Pero lo que realmente ocurrió fue algo para lo cual
ningún ser humano podía estar preparado.
Mientras ejecutaba rápidamente los pases hipnóticos,
entre los clamores de: «¡Muerto! ¡Muerto!», que literalmente explotaban desde
la lengua y no desde los labios del sufriente, bruscamente todo su cuerpo, en
el espacio de un minuto, o aún menos, se encogió, se deshizo... se pudrió entre
mis manos. Sobre el lecho, ante todos los presentes, no quedó más que una masa
casi líquida de repugnante, de abominable putrefacción.
FIN
ACTIVIDAD CON EL
CUENTO
«Los hechos del
caso de M. Valdermar» es uno de los mejores cuentos de Edgar Allan Poe. A poco
de aparecer en la American Review,
en 1845, fue levantado por un periódico de Inglaterra, The Popular Record of Modern Science, como si se tratase de una
historia verídica, aunque los editores ingleses aclaraban que la noticia les
parecía difícil de creer, y posiblemente falsa.
1 ¿Qué información precisa da el narrador sobre sí
mismo? ¿Qué sugiere sobre sí mismo, es decir, qué ideas puede hacerse el lector
acerca de la profesión o la identidad del narrador?
1.1 ¿Cómo es el ambiente en donde sucede el cuento?
Describe los personajes.
2 ¿Cómo está planteado el cuento? ¿Qué es lo que el
narrador va a contar y de qué forma?
3 ¿Qué es el mesmerismo? ¿Estaba esa seudodisciplina
desacreditada en la época de Poe?
4 ¿Qué enfermedad aquejaba a Valdermar?
5 ¿Cuál es el experimento que lleva a cabo el
narrador con Valdermar?
6 ¿Cuál es el resultado del experimento?
7 ¿Creen que actualmente resultaría creíble el
relato de Poe como obra periodística? ¿Creen que ha perdido vigencia como
relato de terror? Justifiquen la respuesta.

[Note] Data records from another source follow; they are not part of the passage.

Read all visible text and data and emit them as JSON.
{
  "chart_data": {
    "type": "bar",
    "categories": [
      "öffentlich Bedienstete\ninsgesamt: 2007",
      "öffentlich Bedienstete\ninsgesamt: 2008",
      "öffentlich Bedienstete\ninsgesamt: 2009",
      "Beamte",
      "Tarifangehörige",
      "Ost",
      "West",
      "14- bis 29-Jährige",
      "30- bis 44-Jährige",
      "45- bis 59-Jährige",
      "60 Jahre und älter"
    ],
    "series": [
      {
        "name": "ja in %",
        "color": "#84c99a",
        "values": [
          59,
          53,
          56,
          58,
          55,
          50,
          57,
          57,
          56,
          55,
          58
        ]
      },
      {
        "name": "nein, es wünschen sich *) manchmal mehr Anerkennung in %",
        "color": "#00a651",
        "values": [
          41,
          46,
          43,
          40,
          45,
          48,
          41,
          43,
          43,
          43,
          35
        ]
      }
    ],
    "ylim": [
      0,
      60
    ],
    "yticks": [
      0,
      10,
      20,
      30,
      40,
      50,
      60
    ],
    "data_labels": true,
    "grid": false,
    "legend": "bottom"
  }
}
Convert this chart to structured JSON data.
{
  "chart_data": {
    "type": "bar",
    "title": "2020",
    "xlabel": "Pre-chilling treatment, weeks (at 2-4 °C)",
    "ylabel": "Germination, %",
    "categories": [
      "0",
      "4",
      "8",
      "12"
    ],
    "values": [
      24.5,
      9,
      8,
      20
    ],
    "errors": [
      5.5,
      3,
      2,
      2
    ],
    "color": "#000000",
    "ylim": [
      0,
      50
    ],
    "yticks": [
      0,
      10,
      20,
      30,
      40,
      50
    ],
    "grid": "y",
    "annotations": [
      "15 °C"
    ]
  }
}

8 ¿Qué puede suceder después de la muerte? Hablen,
discutan y escriban las explicaciones que damos a la muerte y el después de la
muerte. Luego busquen una o dos explicaciones en internet. Citar las
direcciones de donde las sacaron.
9 Escribir un cuento de terror al estilo del
presente en donde se vea una de las explicaciones habladas.